Gesturing is ubiquitous in communication and serves an important function for listeners, who are able to glean meaningful information from the gestures they see. But gesturing also functions for speakers, whose own gestures reduce demands on their working memory. Here we ask whether gesture's beneficial effects on working memory stem from its properties as a rhythmic movement, or as a vehicle for representing meaning. We asked speakers to remember letters while explaining their solutions to math problems and producing varying types of movements. Speakers recalled significantly more letters when producing movements that coordinated with the meaning of the accompanying speech, i.e., when gesturing, than when producing meaningless movements or no movement.

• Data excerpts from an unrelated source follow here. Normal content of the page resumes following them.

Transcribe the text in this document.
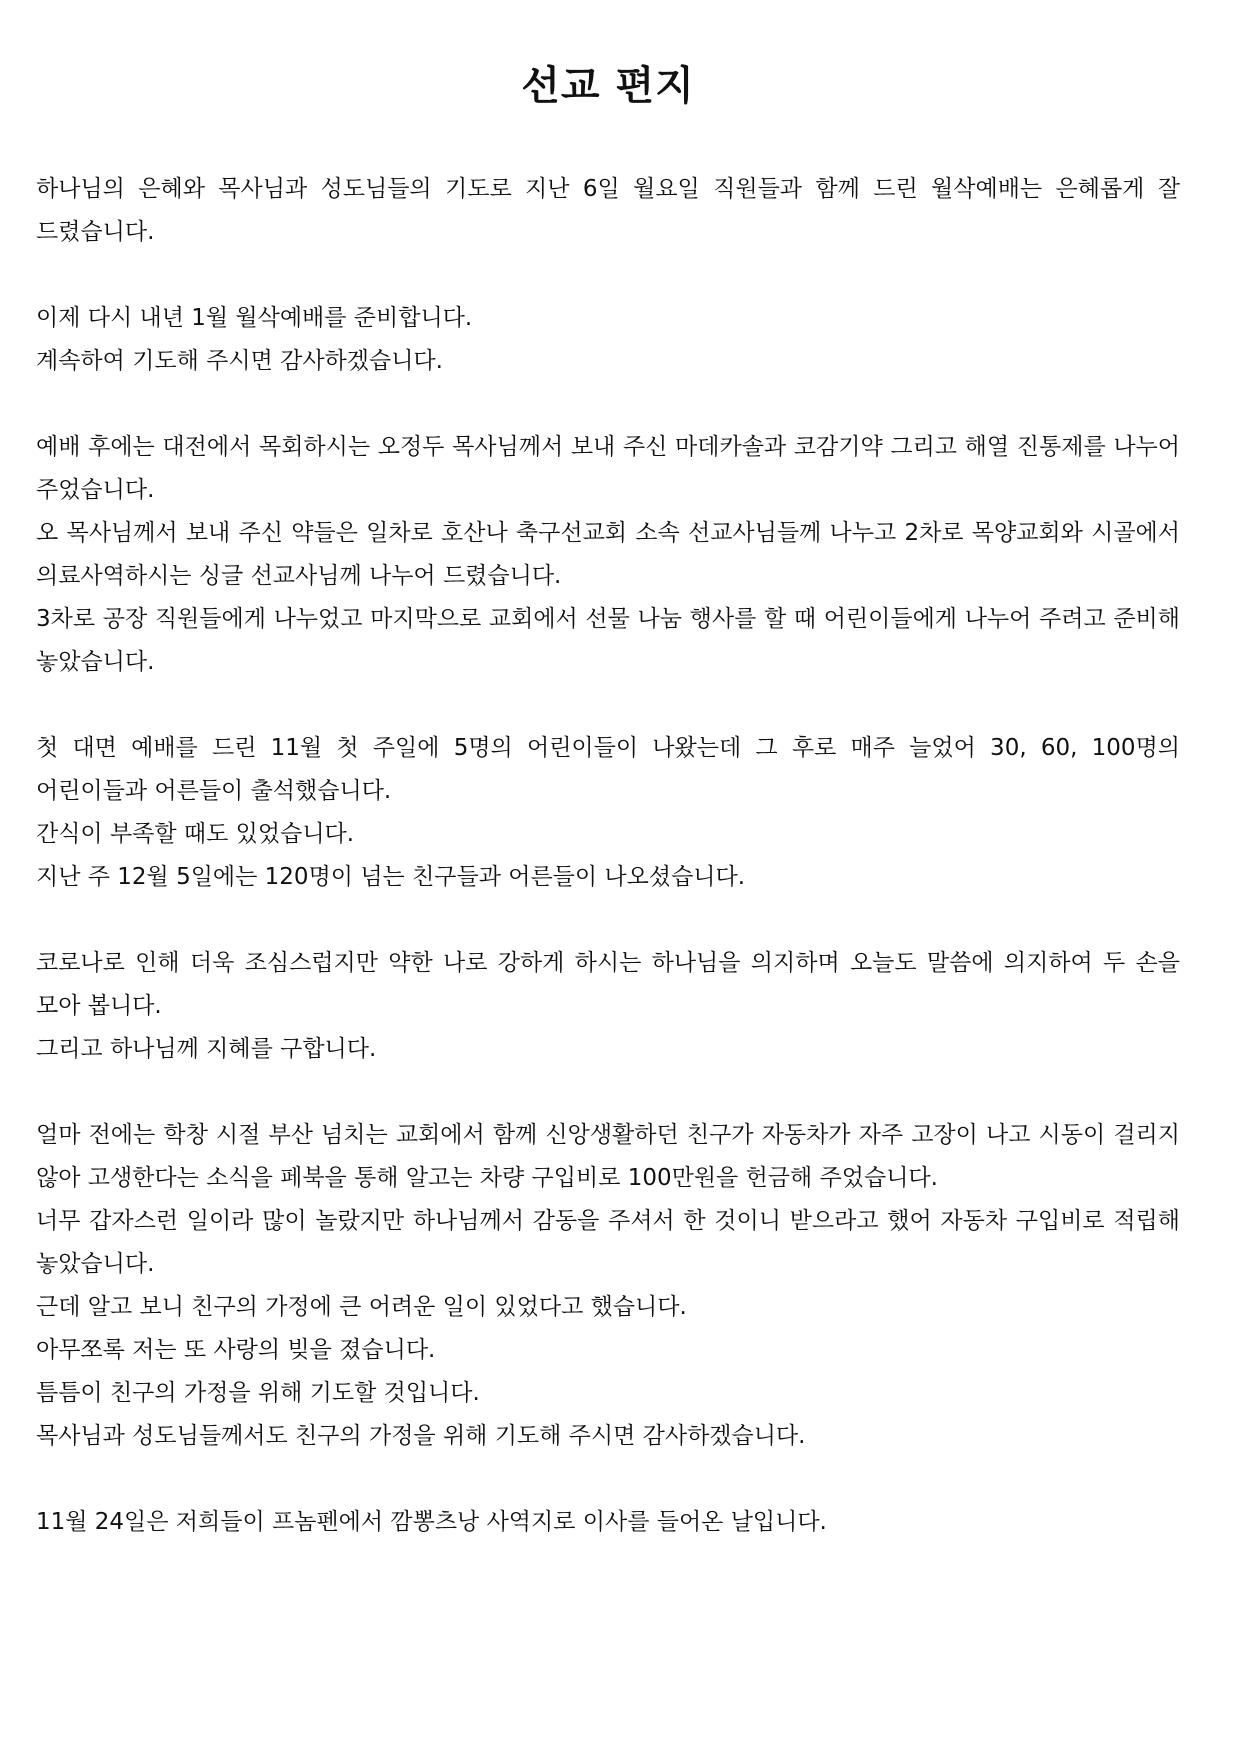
선교 편지

하나님의 은혜와 목사님과 성도님들의 기도로 지난 6일 월요일 직원들과 함께 드린 월삭예배는 은혜롭게 잘 드렸습니다.

이제 다시 내년 1월 월삭예배를 준비합니다.

계속하여 기도해 주시면 감사하겠습니다.

예배 후에는 대전에서 목회하시는 오정두 목사님께서 보내 주신 마데카솔과 코감기약 그리고 해열 진통제를 나누어 주었습니다.

오 목사님께서 보내 주신 약들은 일차로 호산나 축구선교회 소속 선교사님들께 나누고 2차로 목양교회와 시골에서 의료사역하시는 싱글 선교사님께 나누어 드렸습니다.

3차로 공장 직원들에게 나누었고 마지막으로 교회에서 선물 나눔 행사를 할 때 어린이들에게 나누어 주려고 준비해 놓았습니다.

첫 대면 예배를 드린 11월 첫 주일에 5명의 어린이들이 나왔는데 그 후로 매주 늘었어 30, 60, 100명의 어린이들과 어른들이 출석했습니다.

간식이 부족할 때도 있었습니다.

지난 주 12월 5일에는 120명이 넘는 친구들과 어른들이 나오셨습니다.

코로나로 인해 더욱 조심스럽지만 약한 나로 강하게 하시는 하나님을 의지하며 오늘도 말씀에 의지하여 두 손을 모아 봅니다.

그리고 하나님께 지혜를 구합니다.

얼마 전에는 학창 시절 부산 넘치는 교회에서 함께 신앙생활하던 친구가 자동차가 자주 고장이 나고 시동이 걸리지 않아 고생한다는 소식을 페북을 통해 알고는 차량 구입비로 100만원을 헌금해 주었습니다.

너무 갑자스런 일이라 많이 놀랐지만 하나님께서 감동을 주셔서 한 것이니 받으라고 했어 자동차 구입비로 적립해 놓았습니다.

근데 알고 보니 친구의 가정에 큰 어려운 일이 있었다고 했습니다.

아무쪼록 저는 또 사랑의 빚을 졌습니다.

틈틈이 친구의 가정을 위해 기도할 것입니다.

목사님과 성도님들께서도 친구의 가정을 위해 기도해 주시면 감사하겠습니다.

11월 24일은 저희들이 프놈펜에서 깜뽕츠낭 사역지로 이사를 들어온 날입니다.
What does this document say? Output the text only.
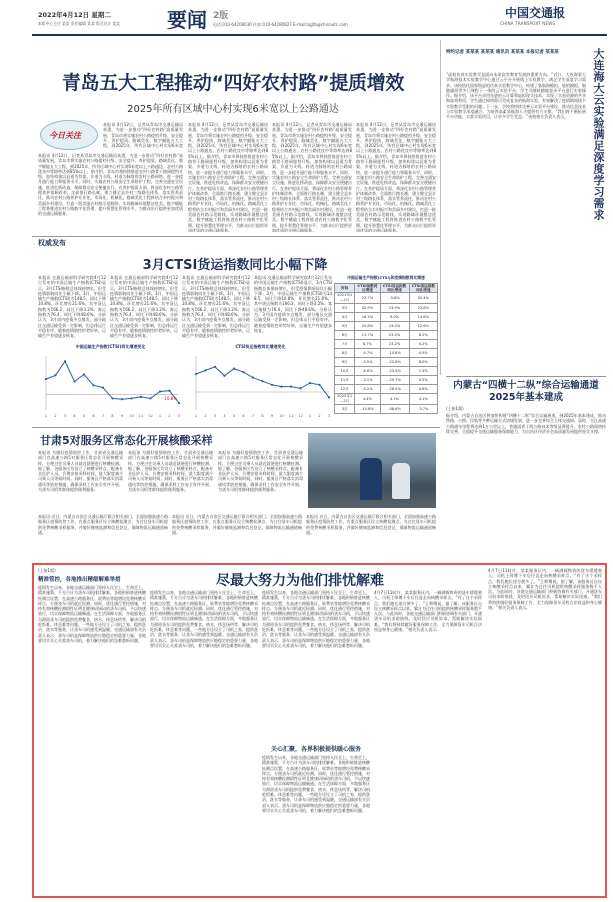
2022年4月12日 星期二
本版中心主任 某某 责任编辑 某某 版式设计 某某 要闻 2版
电话:010-64208030 传真:010-64280827 E-mail:zgjtb@chinautc.com
中国交通报
CHINA TRANSPORT NEWS
青岛五大工程推动“四好农村路”提质增效
2025年所有区域中心村实现6米宽以上公路通达
今日关注
本报讯 4月12日，记者从青岛市交通运输局获悉，为进一步推动“四好农村路”高质量发展，青岛市将实施农村公路提档升级、安全提升、养护提质、路域美化、数字赋能五大工程，到2025年，所有区域中心村实现6米宽
本报讯 4月12日，记者从青岛市交通运输局获悉，为进一步推动“四好农村路”高质量发展，青岛市将实施农村公路提档升级、安全提升、养护提质、路域美化、数字赋能五大工程，到2025年，所有区域中心村实现6米宽以上公路通达，农村公路优良中等路率达到85%以上。据介绍，青岛市将持续推进农村公路骨干路网提档升级，加快构建以县道为骨架、乡道为支线、村道为脉络的农村公路网络，进一步提升通行能力和服务水平。同时，实施农村公路安全生命防护工程，完善交通安全设施，推进危桥改造，保障群众安全便捷出行。在养护提质方面，将深化农村公路管理养护体制改革，全面推行路长制，建立健全县乡村三级路长体系，落实管养责任，推动农村公路养护专业化、市场化、机械化。路域美化工程将结合乡村振兴和美丽乡村建设，打造一批美丽农村路示范路线，实现路域环境整洁优美。数字赋能工程将推进农村公路数字化管理，提升智慧化管理水平，为群众出行提供更加优质的交通运输服务。
本报讯 4月12日，记者从青岛市交通运输局获悉，为进一步推动“四好农村路”高质量发展，青岛市将实施农村公路提档升级、安全提升、养护提质、路域美化、数字赋能五大工程，到2025年，所有区域中心村实现6米宽以上公路通达，农村公路优良中等路率达到85%以上。据介绍，青岛市将持续推进农村公路骨干路网提档升级，加快构建以县道为骨架、乡道为支线、村道为脉络的农村公路网络，进一步提升通行能力和服务水平。同时，实施农村公路安全生命防护工程，完善交通安全设施，推进危桥改造，保障群众安全便捷出行。在养护提质方面，将深化农村公路管理养护体制改革，全面推行路长制，建立健全县乡村三级路长体系，落实管养责任，推动农村公路养护专业化、市场化、机械化。路域美化工程将结合乡村振兴和美丽乡村建设，打造一批美丽农村路示范路线，实现路域环境整洁优美。数字赋能工程将推进农村公路数字化管理，提升智慧化管理水平，为群众出行提供更加优质的交通运输服务。
本报讯 4月12日，记者从青岛市交通运输局获悉，为进一步推动“四好农村路”高质量发展，青岛市将实施农村公路提档升级、安全提升、养护提质、路域美化、数字赋能五大工程，到2025年，所有区域中心村实现6米宽以上公路通达，农村公路优良中等路率达到85%以上。据介绍，青岛市将持续推进农村公路骨干路网提档升级，加快构建以县道为骨架、乡道为支线、村道为脉络的农村公路网络，进一步提升通行能力和服务水平。同时，实施农村公路安全生命防护工程，完善交通安全设施，推进危桥改造，保障群众安全便捷出行。在养护提质方面，将深化农村公路管理养护体制改革，全面推行路长制，建立健全县乡村三级路长体系，落实管养责任，推动农村公路养护专业化、市场化、机械化。路域美化工程将结合乡村振兴和美丽乡村建设，打造一批美丽农村路示范路线，实现路域环境整洁优美。数字赋能工程将推进农村公路数字化管理，提升智慧化管理水平，为群众出行提供更加优质的交通运输服务。
本报讯 4月12日，记者从青岛市交通运输局获悉，为进一步推动“四好农村路”高质量发展，青岛市将实施农村公路提档升级、安全提升、养护提质、路域美化、数字赋能五大工程，到2025年，所有区域中心村实现6米宽以上公路通达，农村公路优良中等路率达到85%以上。据介绍，青岛市将持续推进农村公路骨干路网提档升级，加快构建以县道为骨架、乡道为支线、村道为脉络的农村公路网络，进一步提升通行能力和服务水平。同时，实施农村公路安全生命防护工程，完善交通安全设施，推进危桥改造，保障群众安全便捷出行。在养护提质方面，将深化农村公路管理养护体制改革，全面推行路长制，建立健全县乡村三级路长体系，落实管养责任，推动农村公路养护专业化、市场化、机械化。路域美化工程将结合乡村振兴和美丽乡村建设，打造一批美丽农村路示范路线，实现路域环境整洁优美。数字赋能工程将推进农村公路数字化管理，提升智慧化管理水平，为群众出行提供更加优质的交通运输服务。
大连海大云实验满足深度学习需求
特约记者 某某某 某某某 通讯员 某某某 本报记者 某某某
“虚拟仿真实验教学是面向未来高等教育发展的重要方向。”近日，大连海事大学航海技术实验教学中心通过云平台开展线上实验教学，满足学生深度学习需求。该校依托国家级虚拟仿真实验教学中心，构建了集航海模拟、轮机模拟、船舶操纵等多门课程于一体的云实验平台，学生可随时随地登录平台进行实验操作。据介绍，该平台采用先进的云计算和虚拟现实技术，实现了实验资源的共享和高效利用，学生通过网络即可完成复杂的航海实验，有效解决了疫情期间线下实验教学受限的问题。下一步，学校将持续完善云实验平台建设，推动信息技术与实验教学深度融合，为培养高素质航海人才提供有力支撑。“我们将不断拓展平台功能，丰富实验项目，让更多学生受益。”该校相关负责人表示。
权威发布
3月CTSI货运指数同比小幅下降
本报讯 交通运输部科学研究院4月12日发布的中国运输生产指数(CTSI)显示，3月CTSI指数总体保持增长，但受疫情影响同比小幅下降。3月，中国运输生产指数(CTSI)为148.5，同比下降10.8%，环比增长21.6%，其中货运指数为166.2，同比下降3.2%；客运指数为76.4，同比下降48.6%。分析认为，3月国内疫情多点散发，部分地区交通运输受到一定影响，但总体运行平稳有序。随着疫情防控形势好转，运输生产有望逐步恢复。
本报讯 交通运输部科学研究院4月12日发布的中国运输生产指数(CTSI)显示，3月CTSI指数总体保持增长，但受疫情影响同比小幅下降。3月，中国运输生产指数(CTSI)为148.5，同比下降10.8%，环比增长21.6%，其中货运指数为166.2，同比下降3.2%；客运指数为76.4，同比下降48.6%。分析认为，3月国内疫情多点散发，部分地区交通运输受到一定影响，但总体运行平稳有序。随着疫情防控形势好转，运输生产有望逐步恢复。
本报讯 交通运输部科学研究院4月12日发布的中国运输生产指数(CTSI)显示，3月CTSI指数总体保持增长，但受疫情影响同比小幅下降。3月，中国运输生产指数(CTSI)为148.5，同比下降10.8%，环比增长21.6%，其中货运指数为166.2，同比下降3.2%；客运指数为76.4，同比下降48.6%。分析认为，3月国内疫情多点散发，部分地区交通运输受到一定影响，但总体运行平稳有序。随着疫情防控形势好转，运输生产有望逐步恢复。
本报讯 交通运输部科学研究院4月12日发布的中国运输生产指数(CTSI)显示，3月CTSI指数总体保持增长，但受疫情影响同比小幅下降。3月，中国运输生产指数(CTSI)为148.5，同比下降10.8%，环比增长21.6%，其中货运指数为166.2，同比下降3.2%；客运指数为76.4，同比下降48.6%。分析认为，3月国内疫情多点散发，部分地区交通运输受到一定影响，但总体运行平稳有序。随着疫情防控形势好转，运输生产有望逐步恢复。
中国运输生产指数(CTSI)和疫情指数同比增速
时间	CTSI指数同比增速	CTSI货运指数同比增速	CTSI客运指数同比增速
2021年1—2月	22.7%	-9.6%	32.4%
3月	42.9%	13.9%	23.6%
4月	16.5%	9.0%	14.6%
5月	25.8%	13.0%	12.6%
6月	11.7%	23.4%	8.2%
7月	8.7%	23.2%	4.2%
8月	-4.7%	-14.8%	4.9%
9月	-5.5%	-22.8%	6.0%
10月	-4.6%	-23.5%	1.5%
11月	-3.1%	-29.7%	4.5%
12月	-5.2%	-26.4%	4.6%
2022年1—2月	4.4%	4.7%	4.1%
3月	-10.8%	-48.6%	-3.7%
中国运输生产指数(CTSI)同比增速变化
1 2 3 4 5 6 7 8 9 10 11 12 1 2 3
-10.8%
CTSI货运指数同比增速变化
1 2 3 4 5 6 7 8 9 10 11 12 1 2 3
甘肃5对服务区常态化开展核酸采样
本报讯 为做好疫情防控工作，甘肃省交通运输部门在高速公路5对服务区常态化开展核酸采样，方便过往司乘人员就近就便进行核酸检测。据了解，各服务区均设立了核酸采样点，配备专业医护人员，合理安排采样时间，最大限度减少司乘人员等候时间。同时，服务区严格落实消毒通风等防控措施，确保采样工作安全有序开展，为货车司机等群体提供便利服务。
本报讯 为做好疫情防控工作，甘肃省交通运输部门在高速公路5对服务区常态化开展核酸采样，方便过往司乘人员就近就便进行核酸检测。据了解，各服务区均设立了核酸采样点，配备专业医护人员，合理安排采样时间，最大限度减少司乘人员等候时间。同时，服务区严格落实消毒通风等防控措施，确保采样工作安全有序开展，为货车司机等群体提供便利服务。
本报讯 为做好疫情防控工作，甘肃省交通运输部门在高速公路5对服务区常态化开展核酸采样，方便过往司乘人员就近就便进行核酸检测。据了解，各服务区均设立了核酸采样点，配备专业医护人员，合理安排采样时间，最大限度减少司乘人员等候时间。同时，服务区严格落实消毒通风等防控措施，确保采样工作安全有序开展，为货车司机等群体提供便利服务。
本报讯 近日，内蒙古自治区交通运输厅联合相关部门，全面加强高速公路服务区疫情防控工作，在重点服务区设立核酸检测点，为过往货车司机提供免费核酸采样服务，并做好健康监测和信息登记，保障物流运输通道畅通。
本报讯 近日，内蒙古自治区交通运输厅联合相关部门，全面加强高速公路服务区疫情防控工作，在重点服务区设立核酸检测点，为过往货车司机提供免费核酸采样服务，并做好健康监测和信息登记，保障物流运输通道畅通。
本报讯 近日，内蒙古自治区交通运输厅联合相关部门，全面加强高速公路服务区疫情防控工作，在重点服务区设立核酸检测点，为过往货车司机提供免费核酸采样服务，并做好健康监测和信息登记，保障物流运输通道畅通。
内蒙古“四横十二纵”综合运输通道2025年基本建成
(上接1版)
据介绍，内蒙古自治区将加快构建“四横十二纵”综合运输通道，到2025年基本建成，推动铁路、公路、民航等多种运输方式协调发展，进一步完善综合立体交通网。届时，全区高速公路通车里程将达到1万公里以上，普通国省干线公路技术等级显著提升，农村公路网络持续完善，全面提升交通运输服务保障能力，为自治区经济社会高质量发展提供坚实支撑。
(上接1版)
精准管控，各地推出精细解难举措	尽最大努力为他们排忧解难
疫情发生以来，各地交通运输部门坚持人民至上、生命至上，精准施策，千方百计为货车司机排忧解难。各地积极推进核酸检测点设置，在高速公路服务区、收费站等地增设免费核酸采样点，方便货车司机就近检测。同时，优化通行管控措施，对持有效核酸检测阴性证明且健康码绿码的货车司机，予以快速放行，切实保障物流运输畅通。在生活保障方面，多地服务区为滞留货车司机提供免费餐食、热水、休息场所等，解决司机吃饭难、休息难等问题。一些地方还设立了司机之家，提供洗浴、洗衣等服务，让货车司机感受到温暖。交通运输部有关负责人表示，货车司机是保障物流供应链稳定的重要力量，各地要切实关心关爱货车司机，着力解决他们的急难愁盼问题。
疫情发生以来，各地交通运输部门坚持人民至上、生命至上，精准施策，千方百计为货车司机排忧解难。各地积极推进核酸检测点设置，在高速公路服务区、收费站等地增设免费核酸采样点，方便货车司机就近检测。同时，优化通行管控措施，对持有效核酸检测阴性证明且健康码绿码的货车司机，予以快速放行，切实保障物流运输畅通。在生活保障方面，多地服务区为滞留货车司机提供免费餐食、热水、休息场所等，解决司机吃饭难、休息难等问题。一些地方还设立了司机之家，提供洗浴、洗衣等服务，让货车司机感受到温暖。交通运输部有关负责人表示，货车司机是保障物流供应链稳定的重要力量，各地要切实关心关爱货车司机，着力解决他们的急难愁盼问题。
疫情发生以来，各地交通运输部门坚持人民至上、生命至上，精准施策，千方百计为货车司机排忧解难。各地积极推进核酸检测点设置，在高速公路服务区、收费站等地增设免费核酸采样点，方便货车司机就近检测。同时，优化通行管控措施，对持有效核酸检测阴性证明且健康码绿码的货车司机，予以快速放行，切实保障物流运输畅通。在生活保障方面，多地服务区为滞留货车司机提供免费餐食、热水、休息场所等，解决司机吃饭难、休息难等问题。一些地方还设立了司机之家，提供洗浴、洗衣等服务，让货车司机感受到温暖。交通运输部有关负责人表示，货车司机是保障物流供应链稳定的重要力量，各地要切实关心关爱货车司机，着力解决他们的急难愁盼问题。
关心汇聚，各界积极提供暖心服务
疫情发生以来，各地交通运输部门坚持人民至上、生命至上，精准施策，千方百计为货车司机排忧解难。各地积极推进核酸检测点设置，在高速公路服务区、收费站等地增设免费核酸采样点，方便货车司机就近检测。同时，优化通行管控措施，对持有效核酸检测阴性证明且健康码绿码的货车司机，予以快速放行，切实保障物流运输畅通。在生活保障方面，多地服务区为滞留货车司机提供免费餐食、热水、休息场所等，解决司机吃饭难、休息难等问题。一些地方还设立了司机之家，提供洗浴、洗衣等服务，让货车司机感受到温暖。交通运输部有关负责人表示，货车司机是保障物流供应链稳定的重要力量，各地要切实关心关爱货车司机，着力解决他们的急难愁盼问题。
4月7日11时许，某某服务区内，一辆满载物资的货车缓缓驶入，司机王师傅下车后径直走向核酸采样点。“有了这个采样点，我们跑长途方便多了。”王师傅说。据了解，该服务区自设立核酸采样点以来，累计为过往司机提供核酸采样服务数千人次。与此同时，各地交通运输部门积极协调有关部门，开通货车司机求助热线，及时回应司机诉求，帮助解决实际困难。“我们将持续做好服务保障工作，全力保障货车司机合法权益和身心健康。”相关负责人表示。
4月7日11时许，某某服务区内，一辆满载物资的货车缓缓驶入，司机王师傅下车后径直走向核酸采样点。“有了这个采样点，我们跑长途方便多了。”王师傅说。据了解，该服务区自设立核酸采样点以来，累计为过往司机提供核酸采样服务数千人次。与此同时，各地交通运输部门积极协调有关部门，开通货车司机求助热线，及时回应司机诉求，帮助解决实际困难。“我们将持续做好服务保障工作，全力保障货车司机合法权益和身心健康。”相关负责人表示。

The beneficial effects that accrue to speakers when gesturing thus seem to stem not merely from the fact that their hands are moving, but from the fact that their hands are moving in coordination with the content of speech.
手势在交流中无处不在,对听众起着重要作用,听众能够从他们所看到的手势中收集有意义的信息。但手势对说话者也有作用,说话者自己的手势可以减少对其工作记忆的要求。在这里,我们要探讨手势对工作记忆的有益影响是源于其作为一种有节奏运动的特性,还是作为一种表达意义的载体。我们要求说话者在解释数学问题的解决方案并做出不同类型动作时记住字母。与做出无意义动作或不做动作相比,说话者在做出与伴随言语的意义相协调的动作时,即做手势时,能回忆起更多的字母。因此,说话者做手势时产生的有益效果似乎不仅源于他们的手在动这个事实,还源于他们的手与言语内容协调一致地运动这一事实。